Going Overboard

Sunday meant corduroy trousers for visits to old maid aunts and grandparents. Keeping clean, sitting still and quiet with no fighting on davenports while Mom and Dad caught up with what was happening with relatives. The great aunties were Mom and Dad's aunts. No great uncles, just aunties with hard rock candy stuck together in a bowl.
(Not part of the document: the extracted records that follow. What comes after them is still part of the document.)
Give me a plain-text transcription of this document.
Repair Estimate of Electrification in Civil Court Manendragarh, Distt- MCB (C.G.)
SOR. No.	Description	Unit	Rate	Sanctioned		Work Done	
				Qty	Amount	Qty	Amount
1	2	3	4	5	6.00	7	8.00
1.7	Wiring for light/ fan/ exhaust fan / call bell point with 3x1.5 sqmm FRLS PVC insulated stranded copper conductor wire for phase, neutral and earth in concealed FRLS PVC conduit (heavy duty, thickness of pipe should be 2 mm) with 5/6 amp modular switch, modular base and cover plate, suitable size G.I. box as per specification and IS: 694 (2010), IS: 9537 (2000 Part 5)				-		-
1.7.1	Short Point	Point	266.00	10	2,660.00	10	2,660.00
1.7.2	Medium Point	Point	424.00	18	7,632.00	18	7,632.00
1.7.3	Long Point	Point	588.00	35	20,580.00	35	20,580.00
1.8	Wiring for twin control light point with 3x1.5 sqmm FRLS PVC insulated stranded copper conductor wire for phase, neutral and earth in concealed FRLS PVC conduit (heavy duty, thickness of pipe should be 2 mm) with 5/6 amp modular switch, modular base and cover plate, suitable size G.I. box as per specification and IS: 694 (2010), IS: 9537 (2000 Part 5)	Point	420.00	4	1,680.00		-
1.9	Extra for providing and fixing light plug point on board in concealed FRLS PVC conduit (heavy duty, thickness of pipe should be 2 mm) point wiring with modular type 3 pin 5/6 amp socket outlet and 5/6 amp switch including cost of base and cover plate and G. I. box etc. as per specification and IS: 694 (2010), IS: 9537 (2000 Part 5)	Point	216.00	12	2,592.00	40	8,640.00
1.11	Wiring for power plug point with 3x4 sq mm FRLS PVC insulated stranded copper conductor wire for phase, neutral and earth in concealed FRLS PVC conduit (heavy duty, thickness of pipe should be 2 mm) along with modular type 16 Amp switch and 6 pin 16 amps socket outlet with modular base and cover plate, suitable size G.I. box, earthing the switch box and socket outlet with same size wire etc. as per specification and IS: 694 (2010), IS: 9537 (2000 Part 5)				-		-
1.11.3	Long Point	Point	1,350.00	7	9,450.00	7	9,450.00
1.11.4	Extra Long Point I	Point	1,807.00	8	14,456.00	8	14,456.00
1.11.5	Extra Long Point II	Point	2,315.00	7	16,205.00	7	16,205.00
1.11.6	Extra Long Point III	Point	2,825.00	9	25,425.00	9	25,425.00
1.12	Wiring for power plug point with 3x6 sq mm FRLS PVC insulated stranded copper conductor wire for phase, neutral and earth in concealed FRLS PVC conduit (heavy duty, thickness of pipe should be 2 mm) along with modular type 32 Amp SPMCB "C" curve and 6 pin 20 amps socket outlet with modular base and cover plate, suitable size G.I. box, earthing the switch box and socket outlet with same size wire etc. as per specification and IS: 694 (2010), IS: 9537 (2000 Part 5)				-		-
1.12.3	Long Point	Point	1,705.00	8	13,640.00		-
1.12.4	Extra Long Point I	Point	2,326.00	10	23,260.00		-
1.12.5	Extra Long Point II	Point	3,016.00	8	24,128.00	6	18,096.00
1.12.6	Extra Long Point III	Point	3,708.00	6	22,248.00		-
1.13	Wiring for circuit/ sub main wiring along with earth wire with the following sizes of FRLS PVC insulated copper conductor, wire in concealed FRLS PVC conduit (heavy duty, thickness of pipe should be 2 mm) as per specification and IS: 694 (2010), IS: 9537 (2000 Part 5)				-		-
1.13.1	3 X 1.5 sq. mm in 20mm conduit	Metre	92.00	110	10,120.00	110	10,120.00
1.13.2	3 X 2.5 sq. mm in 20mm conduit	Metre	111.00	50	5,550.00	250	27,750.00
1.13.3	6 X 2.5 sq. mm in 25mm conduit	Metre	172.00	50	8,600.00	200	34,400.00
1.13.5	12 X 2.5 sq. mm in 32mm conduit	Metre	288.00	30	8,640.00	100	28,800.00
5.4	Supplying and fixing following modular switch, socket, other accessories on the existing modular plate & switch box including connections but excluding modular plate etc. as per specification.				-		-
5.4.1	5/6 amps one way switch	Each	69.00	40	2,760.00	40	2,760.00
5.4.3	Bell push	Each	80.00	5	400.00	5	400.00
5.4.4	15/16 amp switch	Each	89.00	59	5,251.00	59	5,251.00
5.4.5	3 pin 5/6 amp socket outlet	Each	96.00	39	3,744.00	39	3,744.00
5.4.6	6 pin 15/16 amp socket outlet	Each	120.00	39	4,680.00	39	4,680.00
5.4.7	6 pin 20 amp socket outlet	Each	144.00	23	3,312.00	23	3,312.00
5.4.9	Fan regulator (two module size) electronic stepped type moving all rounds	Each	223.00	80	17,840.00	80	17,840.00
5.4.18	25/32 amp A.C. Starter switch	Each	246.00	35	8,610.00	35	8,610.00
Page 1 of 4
Auntie Eva was one of those we made regular visits to. She had parakeets and plants everywhere, in every window. Her photos of relatives, long gone, were framed and collecting dust on side boards with silver tea servers. Some in Civil War uniforms. Dad would get lost in memories of scouting trips, looking through photo albums Auntie Eva kept out on her dining room table. My sister, Patricia, would play something on the stand up piano to get one of Auntie Eva's parakeets to sing. Auntie Eva would confuse that she had made some of my trousers, she always had to check how they fit and if they needed to be adjusted. Once I had to take them off so she could fix them, something Mom did to me all the time... I would sit in the bathroom in my underwear wanting to go home. Mom alway said she was so proud of me for not complaining. It was Mom who made my trousers, not Auntie Eva. She had made Dad's for him when he was a kid. The bathroom was full of small makeup jars, which Auntie Eva had collected when she worked at the Aurora Coat Factory. Mom said Auntie Eva couldn't pass up buying makeup from the dimestore on her way home from work.  Watercolors of flowers hung on the bathroom walls.
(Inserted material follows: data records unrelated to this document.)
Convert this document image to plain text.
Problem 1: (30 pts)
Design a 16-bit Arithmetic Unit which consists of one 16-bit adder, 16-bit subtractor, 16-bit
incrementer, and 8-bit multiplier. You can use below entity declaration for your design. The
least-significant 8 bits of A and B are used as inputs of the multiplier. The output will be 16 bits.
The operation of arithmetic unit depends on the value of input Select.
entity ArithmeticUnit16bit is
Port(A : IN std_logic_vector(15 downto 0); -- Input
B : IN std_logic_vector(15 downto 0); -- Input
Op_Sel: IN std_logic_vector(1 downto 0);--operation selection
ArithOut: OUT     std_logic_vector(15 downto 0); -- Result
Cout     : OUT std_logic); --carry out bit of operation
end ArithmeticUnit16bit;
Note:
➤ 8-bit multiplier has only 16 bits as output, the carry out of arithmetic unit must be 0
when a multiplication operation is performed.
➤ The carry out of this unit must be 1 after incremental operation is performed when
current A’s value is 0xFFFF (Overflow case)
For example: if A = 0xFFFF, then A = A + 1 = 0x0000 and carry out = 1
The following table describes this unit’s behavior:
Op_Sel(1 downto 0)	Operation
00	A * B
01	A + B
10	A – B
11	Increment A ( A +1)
That might be where I got my need to fill my interiors with clutter. At home there were books everywhere and Mom, too, filled the windows with plants. Us kids were shown how to grow sweet potatoes in a glass of water. Clutter gives me an excuse to fill my paintings with splats of color, like an orange pillow on a black afghan, while surrounding a girl with open books. Dad never liked us leaving a book lying open. We were given holy cards to mark the page we were leaving off at. When someone my parents knew died they were given a card with a picture of some saint on it and a prayer on the back for the departed. I remember these things now like Auntie Eva's collection of makeup jars. It might be why I go overboard with my interior scenes.  Overboard is how I feel about what I do with my art sometimes. I am painting to please myself though, so if I go a bit too far with clutter I at least am being true. I paint books open in paintings and hear Dad saying, “There is a holy card on my dresser. “


Colors Are Clear Working From Life

There is a feel one gets from the oil paint leaving the brush when putting just the right stroke of color on that white canvas. Like a bit of sweet chocolate melting on the tongue. You can taste the finished painting with that first touch of color. Your palette smiles at you as you mix those dreamy colors that call to you. That mixture of grey and those subtle greens for the background wait for you. The model's skin calls for paint with reasonable mixtures. The rest of the canvas though, lures like chocolate, and its purple I reach for.

A mixture of what I see, with what I feel, covers my glass palette with its greenish grey undertone.  Remembering a scene from the past, a silhouette plays in my mind, plays with colors I want to see. I remember the figure and how she was surrounded by the pastel spring hues. Now, two young kids are looking through a book in my studio.. Quieting their colors for the silhouette feel while still trying to carry the idea of carefree children, challenges my thought process.

The small color study poses more pauses of thoughts. No such thing as a quick study for me, as I figure out how to get to where I want to be with this painting. My two young models grow in patience. The computer on the floor with Netflix keeps them settled for a while. The background and surroundings are for when they can no longer sit still, and leave.

This is how I work sometimes. I work from photos, too, but enjoy all the problems that come with live models. I learn so much more when a model is here. Colors are clear working from life, and change every so slightly as the breeze dances through the leaves of the tree outside my west window.